The 555-foot stone obelisk closed in September 2016 in order to replace the aging elevator and upgrade security systems.
Accompanied by a group of local fourth graders, Trump took the new high-speed elevator to the observation floor near the top, which offers a commanding 360-degree view of the entire District of Columbia.
The monument has been closed off and on for most of the past eight years. An August 2011 earthquake left cracks in the stones near the top of the obelisk. It reopened in 2014 but National Park Service officials were forced to close it again two years later after a series of elevator breakdowns.
"This is one of the most distinctive buildings in the world and one of the signature attractions of any visit to Washington," said Jeff Reinbold, superintendent of the National Mall for the National Park Service. "So we really didn't want to close it. We kept putting Band-Aids on, but eventually we had no choice."

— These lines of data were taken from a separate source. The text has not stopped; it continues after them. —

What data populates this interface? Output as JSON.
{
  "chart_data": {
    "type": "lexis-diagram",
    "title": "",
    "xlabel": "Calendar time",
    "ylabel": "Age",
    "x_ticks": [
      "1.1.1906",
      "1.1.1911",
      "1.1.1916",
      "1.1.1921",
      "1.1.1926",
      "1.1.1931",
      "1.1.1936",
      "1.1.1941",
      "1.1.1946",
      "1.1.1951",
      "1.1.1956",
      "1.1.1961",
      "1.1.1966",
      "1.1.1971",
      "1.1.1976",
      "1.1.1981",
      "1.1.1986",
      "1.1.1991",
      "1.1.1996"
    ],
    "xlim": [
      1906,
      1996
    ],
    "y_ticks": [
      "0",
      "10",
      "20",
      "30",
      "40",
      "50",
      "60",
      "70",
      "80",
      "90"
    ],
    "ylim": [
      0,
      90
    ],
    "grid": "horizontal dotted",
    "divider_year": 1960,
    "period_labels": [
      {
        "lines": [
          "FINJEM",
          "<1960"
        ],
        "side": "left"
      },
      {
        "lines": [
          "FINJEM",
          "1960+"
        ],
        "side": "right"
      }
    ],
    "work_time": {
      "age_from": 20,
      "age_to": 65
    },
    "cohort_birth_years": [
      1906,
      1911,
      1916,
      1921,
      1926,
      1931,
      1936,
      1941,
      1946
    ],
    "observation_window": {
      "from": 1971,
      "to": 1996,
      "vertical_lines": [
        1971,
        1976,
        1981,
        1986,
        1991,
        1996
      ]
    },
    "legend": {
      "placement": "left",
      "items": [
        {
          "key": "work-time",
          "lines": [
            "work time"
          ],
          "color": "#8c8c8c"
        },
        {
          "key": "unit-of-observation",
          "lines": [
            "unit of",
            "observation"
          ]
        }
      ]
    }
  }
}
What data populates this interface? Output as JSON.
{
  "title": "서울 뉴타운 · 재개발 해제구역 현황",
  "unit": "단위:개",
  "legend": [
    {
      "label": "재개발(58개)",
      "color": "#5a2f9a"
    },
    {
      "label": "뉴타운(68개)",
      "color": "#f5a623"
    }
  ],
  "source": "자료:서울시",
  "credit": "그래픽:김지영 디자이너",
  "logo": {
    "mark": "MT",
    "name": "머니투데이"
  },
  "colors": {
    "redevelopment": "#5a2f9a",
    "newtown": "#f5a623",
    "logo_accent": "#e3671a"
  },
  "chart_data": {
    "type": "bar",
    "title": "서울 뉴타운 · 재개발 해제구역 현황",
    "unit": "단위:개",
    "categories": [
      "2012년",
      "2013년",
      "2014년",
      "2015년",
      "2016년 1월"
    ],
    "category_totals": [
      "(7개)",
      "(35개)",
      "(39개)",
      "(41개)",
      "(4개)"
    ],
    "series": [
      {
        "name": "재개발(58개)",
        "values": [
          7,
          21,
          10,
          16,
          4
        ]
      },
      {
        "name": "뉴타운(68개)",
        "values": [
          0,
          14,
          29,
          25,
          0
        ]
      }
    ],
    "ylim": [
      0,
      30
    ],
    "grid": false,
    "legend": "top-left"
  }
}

With the closure already necessary, officials took the opportunity to build a completely new high-tech security screening facility. All told the project cost $12 million — $3 million for the elevator and the rest for the security center.
The new facility juts like a grey cube from the base of the marble obelisk. Inside, visiters find literally gleaming new machinery and automated bank-vault type doors blocking the way to the elevator.
NPS Spokesman Mike Litterst said the previous security system was hastily arranged in the aftermath of the 9/11 attacks. He recalled a more innocent pre-9/11 time when visitors were hardly screened at all and overnight security consisted of "a couple of alarms and two iron gates that we locked at night."
After such a long closure, anticipation is high among both staffers and visitors. Tickets for Thursday sold out in an hour, Reinbold said. For the remainder of September, the monument is extending its visiting hours from 9 a.m. to 9 p.m. to accommodate the demand. However they are also limiting the number of tickets as staffers continue to adapt to the new equipment.
"We'll keep ramping (the number of visitors) up as we get used to the facility," Reinbold said.
Starting in October the monument will revert to its normal 9 a.m. to 5 p.m. schedule. For now tickets must be purchased in person; Reinbold said they would soon begin offering about half of any given day's tickets online.
Construction on the monument began in 1848 and took nearly 40 years to complete. The private organization that was running the project ran out of funding and construction was halted in 1854 at around 150 feet; that delay was exacerbated by the Civil War.
Construction resumed in 1879, but builders were forced to use stone from a different quarry — giving the obelisk its distinctive two-tone color.
At the time of its completion in 1884, it was the tallest building in the world, but was soon overtaken by the Eiffel Tower in 1889. It remains the tallest building in Washington and, when open, averages about 500,000 visitors per year.